Deep Inside India's Ancient Sex Statue Temple
Next to Thanksgiving dinner and living in a city with a shit football team, religious affront is one of the easiest ways to kick off a fight. You don't like that Muslims are camped out near the hill where Jesus had a light snack on the way to Nazareth? Holy War. You don't believe that saints can bless your buttcrack? Holy War. Do you think your peaceful Buddha wouldn't like the idea of warrior monks? Holy Fisticuffs War. But one of the silliest reasons to invoke religious wrath has to be to punish someone for giggling at the geomantic genitals erected in your naughtiest temples.
Since time immemorial, people have taken any disrespect to their religious dick statues very hard. Included in that camp is the Indian government, which in 2018 imprisoned a journalist for going on social media to make fun of the Konark Sun Temple in East India, an ancient Hindu site dedicated to the sexy God of the Sun, Surya.
Abhijit Iyer-Mitra was charged with promoting religious enmity (between Hindus and conservative Muslims) and being a public nuisance. He was also charged with committing an "obscene act in a public place" -- some feat in a public place where he's making fun of a bunch of statues depicting the beginner's guide to the Kama Sutra:
Commissioned in 1250CE by King Narasimha Deva I, the Konark Surya Mandir is one of few remaining temples honoring the Sun God, Surya. According to the temple's official Hindu legend, it was, in fact, built by Samba, son of Krishna, to thank Surya for curing him of his leprosy. (The architect also jumped into space after finishing its construction, but that's a whole other story). And between Samba wanting to celebrate his newly regained nerve endings and the fact that the cult of the Surya believes strongly in procreation and tantric experiences, no wonder that its founders chose to celebrate Surya by populating his temple with as many horned up statues as there were holes to cram them in ...

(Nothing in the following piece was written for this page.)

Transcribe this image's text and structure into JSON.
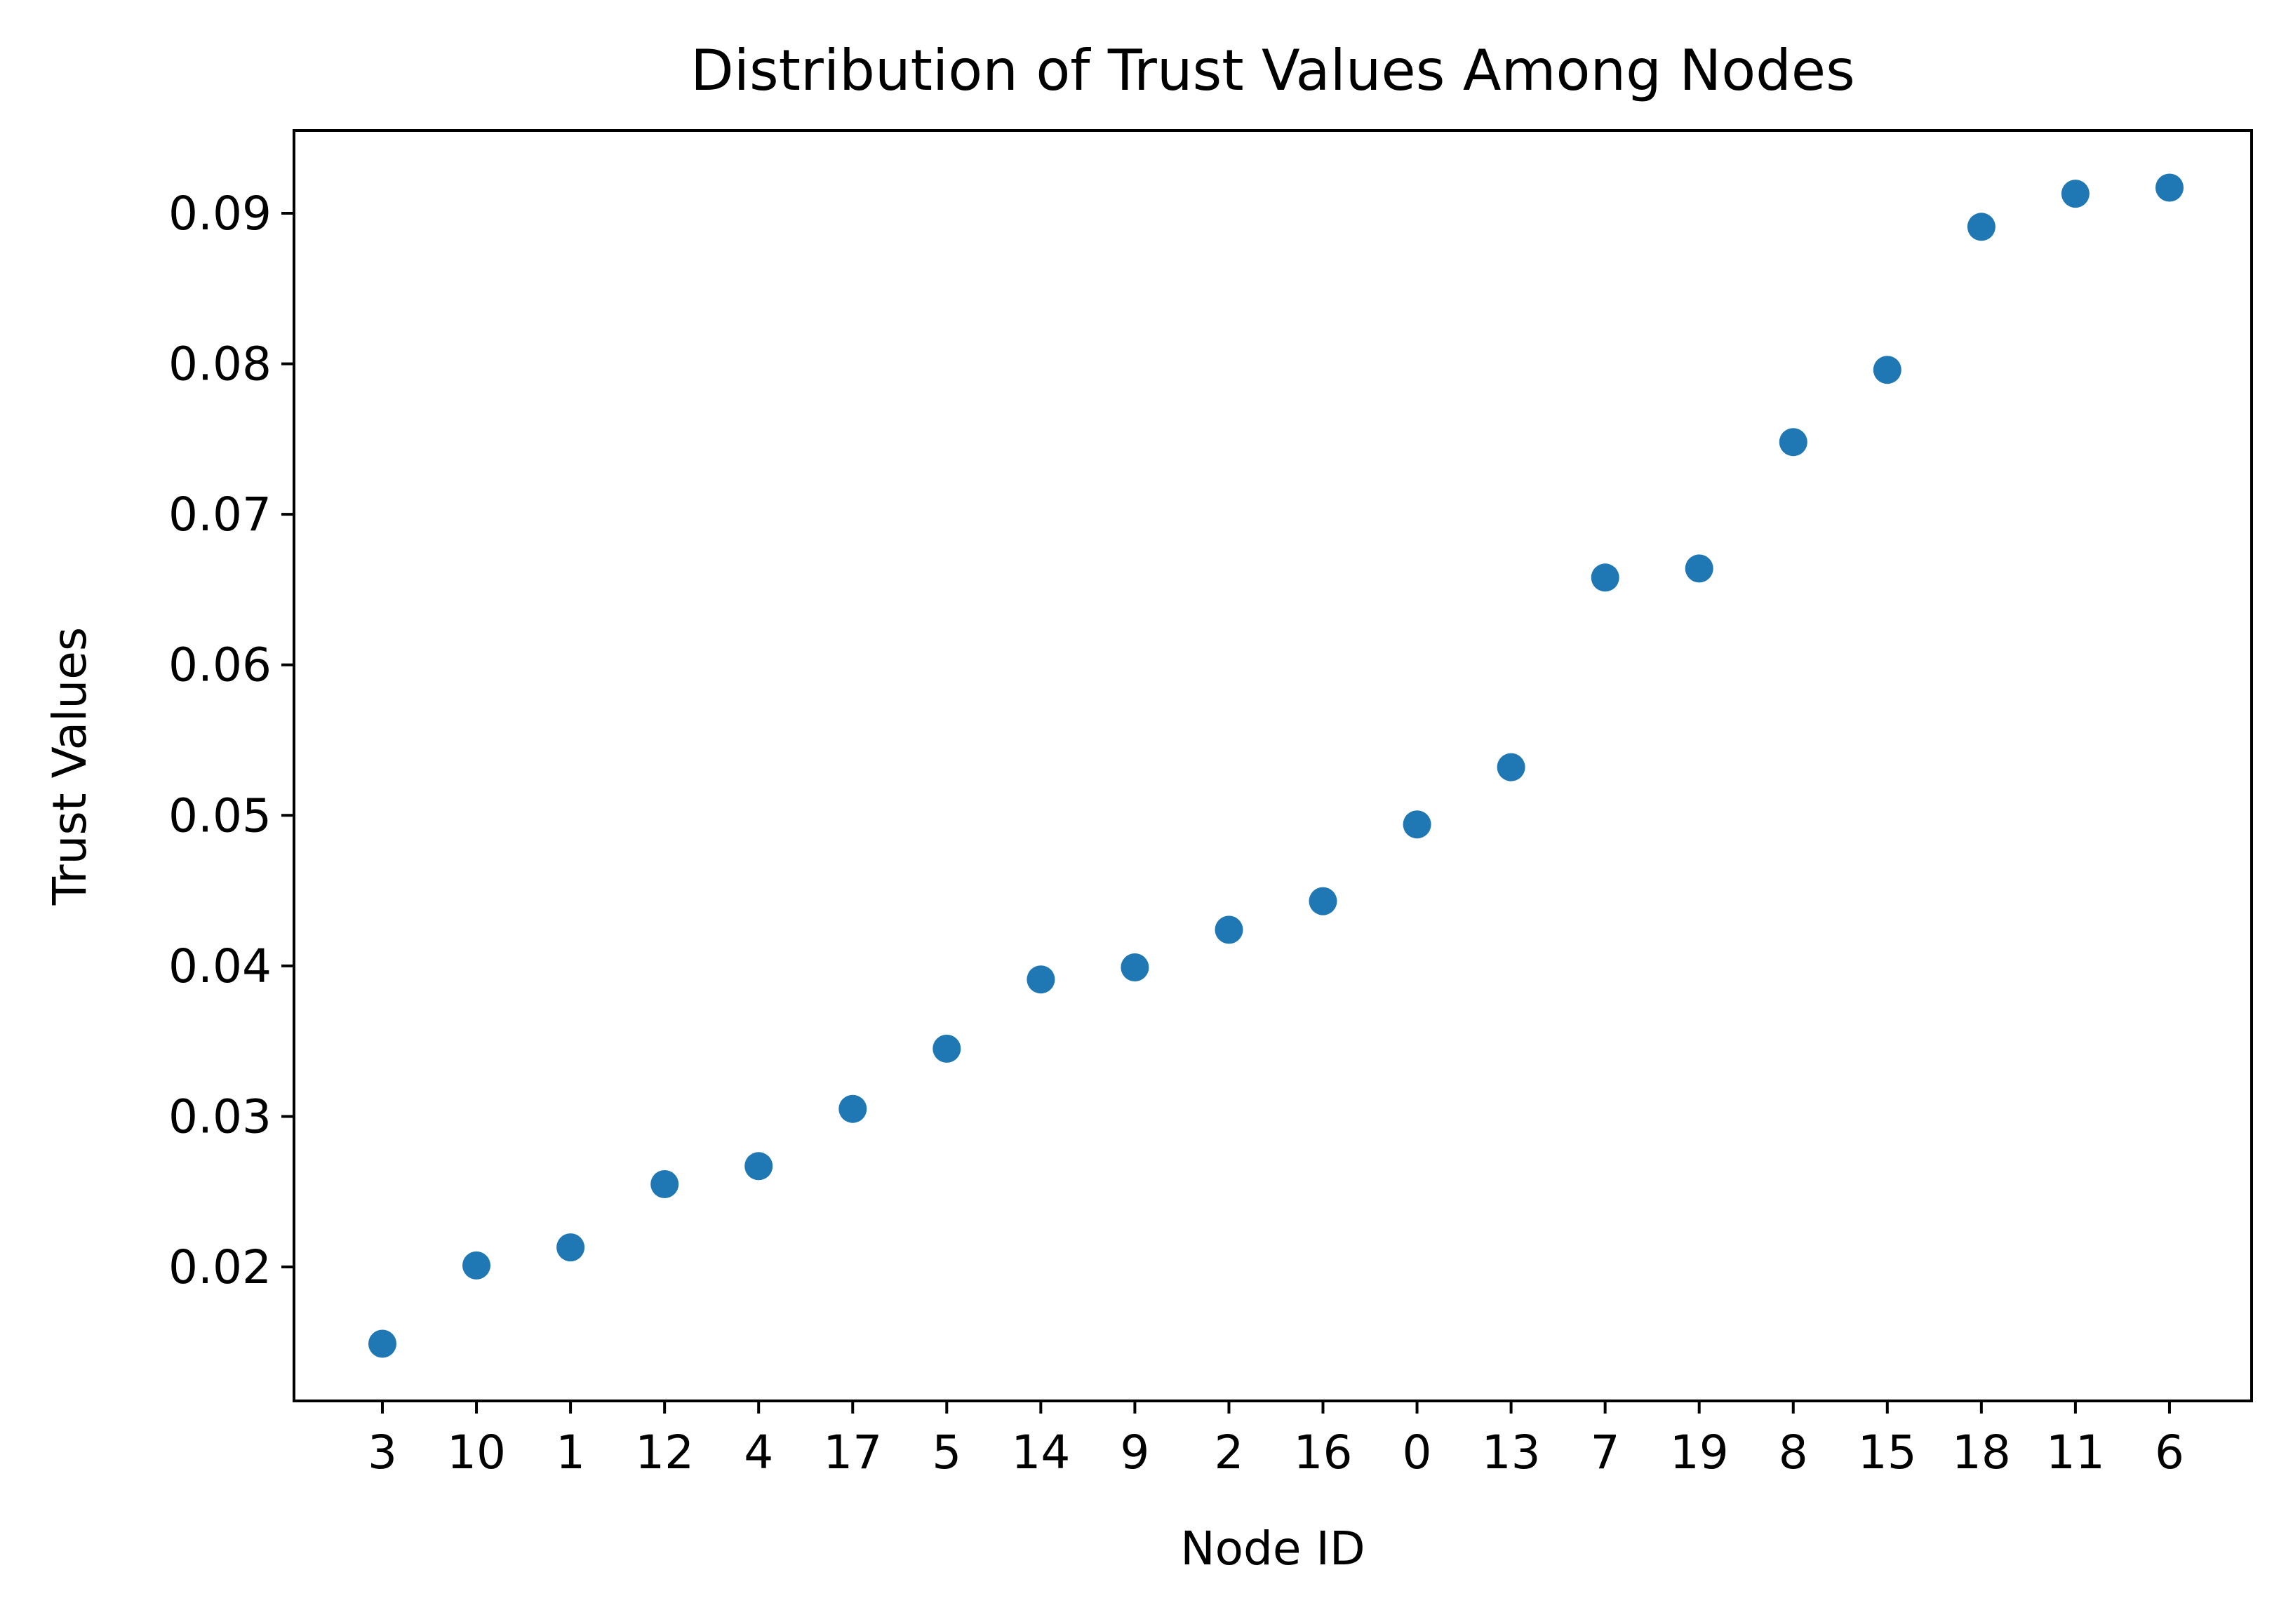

But while devotion to Surya was taken very seriously during the Middle Ages especially, all you need is a few glances at the temple's art to see that this devotion has an obvious breezy side to it. Especially since, while entering the temple's domain, you'll be glancing at two lions banging elephants with their tongues rolled out as if their favorite showgirl has started singing "Daddy."
That's just the kinky wholesomeness of the Sun Temple. It's the kind of theological thirst trap that celebrates threesomes you'd expect to see in Pornhub's "stepfamily" section ...
Or entire galleries of pump-and-jump fests that make it look like the sculptural equivalent of a dirty flipbook ...
Not that these religious idols are supposed to be funny. They're supposed to be fun. Mithuna, couples/groups engaging in the blessed act of tantric sex, were an important part of early Hindu iconography. They also prove that Medieval Indians had wayyyy fewer hang-ups than today's societies. Surya, too, is a very open-minded god -- he had an open relationship with his charioteer, a trans goddess by the name of Aruni. And really, how solemn and decorous does a religion expect you to be when it's showing you statues of two happy dudes spit-roasting a lady?
Despite the obvious playfulness inherently present in the Konark Sun Temple, Iyer-Mitra still spent 43 days in prison for what amounted to a mild middle school field trip shenanigan, his arrest finally overturned after a not so subtle game of intergovernmental one-upmanship. Which once again shows that the people in charge no longer have their fingers on the Cult of Surya's pulse, because they're all about coming together. Like, really coming together.